Критик, переводчик (испанских драматургов и У. Шекспира), общественный и литературно-театральный деятель (образование получил в Московском дворянском институте и Московском университете), редактор-издатель журналов «Беседа» (1871—1872), «Русская мысль» (1880—1885), с 1878 г. — председатель Общества любителей российской словесности, а позднее — Общества драматических писателей.

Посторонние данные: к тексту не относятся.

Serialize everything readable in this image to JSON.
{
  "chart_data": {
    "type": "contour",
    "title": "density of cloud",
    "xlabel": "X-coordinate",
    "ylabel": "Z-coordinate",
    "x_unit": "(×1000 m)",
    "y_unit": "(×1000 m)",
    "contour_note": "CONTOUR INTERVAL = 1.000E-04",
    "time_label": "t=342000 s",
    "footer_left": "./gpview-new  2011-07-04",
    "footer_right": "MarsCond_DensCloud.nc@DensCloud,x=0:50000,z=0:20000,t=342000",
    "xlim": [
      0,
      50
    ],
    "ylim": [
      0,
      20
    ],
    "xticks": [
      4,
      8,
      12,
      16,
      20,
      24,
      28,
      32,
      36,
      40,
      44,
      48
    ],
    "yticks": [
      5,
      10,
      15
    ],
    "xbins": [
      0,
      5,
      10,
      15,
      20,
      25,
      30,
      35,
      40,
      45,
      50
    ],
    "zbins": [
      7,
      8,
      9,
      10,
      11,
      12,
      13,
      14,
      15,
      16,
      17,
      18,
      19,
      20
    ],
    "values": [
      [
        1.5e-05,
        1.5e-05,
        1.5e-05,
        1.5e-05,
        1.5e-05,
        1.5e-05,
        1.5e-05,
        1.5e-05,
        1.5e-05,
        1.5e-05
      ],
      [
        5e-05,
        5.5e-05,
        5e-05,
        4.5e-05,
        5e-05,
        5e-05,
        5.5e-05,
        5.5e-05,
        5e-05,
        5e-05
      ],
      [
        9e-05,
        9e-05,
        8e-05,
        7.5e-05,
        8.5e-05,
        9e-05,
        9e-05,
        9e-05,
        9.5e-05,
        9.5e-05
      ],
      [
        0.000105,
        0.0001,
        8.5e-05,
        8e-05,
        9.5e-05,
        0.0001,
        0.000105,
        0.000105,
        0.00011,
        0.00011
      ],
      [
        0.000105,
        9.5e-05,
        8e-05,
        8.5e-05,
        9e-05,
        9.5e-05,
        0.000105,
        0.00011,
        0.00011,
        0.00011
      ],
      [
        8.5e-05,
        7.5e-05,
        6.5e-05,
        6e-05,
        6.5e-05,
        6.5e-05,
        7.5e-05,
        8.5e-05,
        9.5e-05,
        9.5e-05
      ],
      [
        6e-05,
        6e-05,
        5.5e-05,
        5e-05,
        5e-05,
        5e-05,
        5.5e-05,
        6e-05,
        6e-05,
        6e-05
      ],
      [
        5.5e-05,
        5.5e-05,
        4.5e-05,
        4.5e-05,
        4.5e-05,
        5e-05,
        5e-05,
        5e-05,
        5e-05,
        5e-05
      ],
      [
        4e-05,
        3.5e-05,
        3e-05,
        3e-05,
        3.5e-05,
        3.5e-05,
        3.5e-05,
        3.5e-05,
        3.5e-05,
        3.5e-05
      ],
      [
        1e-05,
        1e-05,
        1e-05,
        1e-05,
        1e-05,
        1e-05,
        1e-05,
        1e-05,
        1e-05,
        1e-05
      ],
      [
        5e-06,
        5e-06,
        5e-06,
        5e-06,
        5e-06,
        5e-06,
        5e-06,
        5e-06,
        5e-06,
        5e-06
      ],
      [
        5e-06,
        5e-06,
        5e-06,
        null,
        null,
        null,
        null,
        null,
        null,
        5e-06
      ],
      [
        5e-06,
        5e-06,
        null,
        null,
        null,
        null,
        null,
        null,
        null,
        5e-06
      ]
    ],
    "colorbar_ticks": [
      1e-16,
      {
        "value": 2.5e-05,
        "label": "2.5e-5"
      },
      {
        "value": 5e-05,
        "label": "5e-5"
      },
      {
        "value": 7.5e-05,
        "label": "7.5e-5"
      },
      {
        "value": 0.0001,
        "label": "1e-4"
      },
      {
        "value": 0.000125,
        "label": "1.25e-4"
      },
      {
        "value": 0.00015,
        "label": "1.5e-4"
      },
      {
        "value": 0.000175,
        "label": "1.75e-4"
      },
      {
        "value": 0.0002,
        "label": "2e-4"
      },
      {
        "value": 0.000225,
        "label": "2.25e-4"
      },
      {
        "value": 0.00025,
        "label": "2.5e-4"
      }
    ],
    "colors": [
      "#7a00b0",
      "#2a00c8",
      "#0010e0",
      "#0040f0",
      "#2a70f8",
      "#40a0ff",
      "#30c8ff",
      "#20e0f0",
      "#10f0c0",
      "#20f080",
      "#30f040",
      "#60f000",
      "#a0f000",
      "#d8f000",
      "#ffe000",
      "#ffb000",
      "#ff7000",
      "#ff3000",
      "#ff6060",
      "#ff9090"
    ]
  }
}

В 1871 г. Юрьев приглашал Достоевского к сотрудничеству в «Беседе» (см. в РГБ. Ф. 93.II.10.14 письмо Юрьева к Достоевскому от 14 октября 1871 г.). В ответном письме к Юрьеву от 27 октября 1871 г. Достоевский, сочувственно относившийся к славянофильско-почвеннической программе «Беседы», сообщал: «Быть сотрудником Вашего журнала считаю за большое удовольствие, а обращение Ваше ко мне с приглашением сотрудничества — весьма для себя лестным. Но в настоящую минуту я весь занят работою в "Русском вестнике" и до окончания этой работы должен отказать себе в удовольствии прислать повесть в прекрасный журнал Ваш, который доставил мне много приятных часов».

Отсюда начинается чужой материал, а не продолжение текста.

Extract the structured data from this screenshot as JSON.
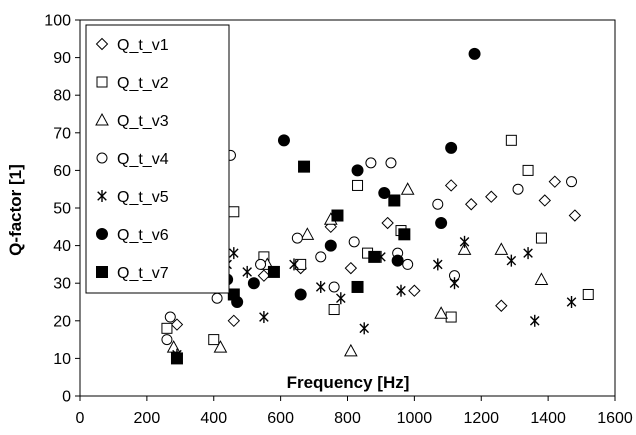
{
  "chart_data": {
    "type": "scatter",
    "xlabel": "Frequency [Hz]",
    "ylabel": "Q-factor [1]",
    "xlim": [
      0,
      1600
    ],
    "ylim": [
      0,
      100
    ],
    "xticks": [
      0,
      200,
      400,
      600,
      800,
      1000,
      1200,
      1400,
      1600
    ],
    "yticks": [
      0,
      10,
      20,
      30,
      40,
      50,
      60,
      70,
      80,
      90,
      100
    ],
    "xtick_labels": [
      "0",
      "200",
      "400",
      "600",
      "800",
      "1000",
      "1200",
      "1400",
      "1600"
    ],
    "ytick_labels": [
      "0",
      "10",
      "20",
      "30",
      "40",
      "50",
      "60",
      "70",
      "80",
      "90",
      "100"
    ],
    "grid": false,
    "legend_position": "top-left",
    "series": [
      {
        "name": "Q_t_v1",
        "marker": "diamond-open",
        "points": [
          [
            290,
            19
          ],
          [
            460,
            20
          ],
          [
            550,
            32
          ],
          [
            660,
            34
          ],
          [
            750,
            45
          ],
          [
            810,
            34
          ],
          [
            920,
            46
          ],
          [
            1000,
            28
          ],
          [
            1110,
            56
          ],
          [
            1170,
            51
          ],
          [
            1230,
            53
          ],
          [
            1260,
            24
          ],
          [
            1390,
            52
          ],
          [
            1420,
            57
          ],
          [
            1480,
            48
          ]
        ]
      },
      {
        "name": "Q_t_v2",
        "marker": "square-open",
        "points": [
          [
            260,
            18
          ],
          [
            400,
            15
          ],
          [
            460,
            49
          ],
          [
            550,
            37
          ],
          [
            660,
            35
          ],
          [
            760,
            23
          ],
          [
            830,
            56
          ],
          [
            860,
            38
          ],
          [
            960,
            44
          ],
          [
            1110,
            21
          ],
          [
            1290,
            68
          ],
          [
            1340,
            60
          ],
          [
            1380,
            42
          ],
          [
            1520,
            27
          ]
        ]
      },
      {
        "name": "Q_t_v3",
        "marker": "triangle-open",
        "points": [
          [
            280,
            13
          ],
          [
            420,
            13
          ],
          [
            560,
            35
          ],
          [
            680,
            43
          ],
          [
            750,
            47
          ],
          [
            810,
            12
          ],
          [
            980,
            55
          ],
          [
            1080,
            22
          ],
          [
            1150,
            39
          ],
          [
            1260,
            39
          ],
          [
            1380,
            31
          ]
        ]
      },
      {
        "name": "Q_t_v4",
        "marker": "circle-open",
        "points": [
          [
            260,
            15
          ],
          [
            270,
            21
          ],
          [
            410,
            26
          ],
          [
            450,
            64
          ],
          [
            540,
            35
          ],
          [
            650,
            42
          ],
          [
            720,
            37
          ],
          [
            760,
            29
          ],
          [
            820,
            41
          ],
          [
            870,
            62
          ],
          [
            930,
            62
          ],
          [
            950,
            38
          ],
          [
            980,
            35
          ],
          [
            1070,
            51
          ],
          [
            1120,
            32
          ],
          [
            1310,
            55
          ],
          [
            1470,
            57
          ]
        ]
      },
      {
        "name": "Q_t_v5",
        "marker": "star",
        "points": [
          [
            290,
            11
          ],
          [
            440,
            35
          ],
          [
            460,
            38
          ],
          [
            500,
            33
          ],
          [
            550,
            21
          ],
          [
            640,
            35
          ],
          [
            720,
            29
          ],
          [
            780,
            26
          ],
          [
            850,
            18
          ],
          [
            900,
            37
          ],
          [
            960,
            28
          ],
          [
            1070,
            35
          ],
          [
            1120,
            30
          ],
          [
            1150,
            41
          ],
          [
            1290,
            36
          ],
          [
            1340,
            38
          ],
          [
            1360,
            20
          ],
          [
            1470,
            25
          ]
        ]
      },
      {
        "name": "Q_t_v6",
        "marker": "circle-filled",
        "points": [
          [
            440,
            31
          ],
          [
            470,
            25
          ],
          [
            520,
            30
          ],
          [
            610,
            68
          ],
          [
            660,
            27
          ],
          [
            750,
            40
          ],
          [
            830,
            60
          ],
          [
            910,
            54
          ],
          [
            950,
            36
          ],
          [
            1080,
            46
          ],
          [
            1110,
            66
          ],
          [
            1180,
            91
          ]
        ]
      },
      {
        "name": "Q_t_v7",
        "marker": "square-filled",
        "points": [
          [
            290,
            10
          ],
          [
            460,
            27
          ],
          [
            580,
            33
          ],
          [
            670,
            61
          ],
          [
            770,
            48
          ],
          [
            830,
            29
          ],
          [
            880,
            37
          ],
          [
            940,
            52
          ],
          [
            970,
            43
          ]
        ]
      }
    ]
  }
}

Сотрудничество Достоевского в «Беседе» не состоялось, так же как не состоялось его сотрудничество в журнале «Русская дума», куда приглашал Юрьев Достоевского в письме к нему от 27 июня 1878 г. (см.: РГБ. Ф. 93.II.10.14). Скорее всего, Достоевский и Юрьев познакомились в конце 1871 г. (в письме к Юрьеву от 27 октября 1871 г. Достоевский указывал: «К Рождеству я, может быть, буду в Москве и в таком случае надеюсь лично засвидетельствовать Вам мое уважение»), однако в ответном письме к Юрьеву от 11 июля 1878 г. Достоевский забыл про этот факт знакомства с Юрьевым: «Я очень бы рад был с Вами познакомиться лично. В письме Вашем прочел выражение, что я сохранил о Вас мое мнение, "несмотря на то, что мы с Вами так давно уже не виделись". Но разве мы с Вами когда-нибудь виделись и были лично знакомы? Вы не поверите, как часто подобные напоминания тяжело на меня действуют. Дело в том, что у меня уже двадцать пять лет падучая болезнь, приобретенная в Сибири. Эта болезнь отняла у меня мало-помалу память на лица и на события до такой степени, что я (буквально) забыл даже все сюжеты и подробности моих романов, и так как иные не перепечатывал с тех пор, как они напечатаны, то они остаются мне буквально неизвестны. И потому не рассердитесь, что я забыл те обстоятельства и то время, когда мы были знакомы и когда встречались с Вами. Со мной это часто бывает и относительно других лиц. Если будете столь любезны, напомните мне, хотя бы когда при случае, о времени и обстоятельствах нашего прежнего знакомства».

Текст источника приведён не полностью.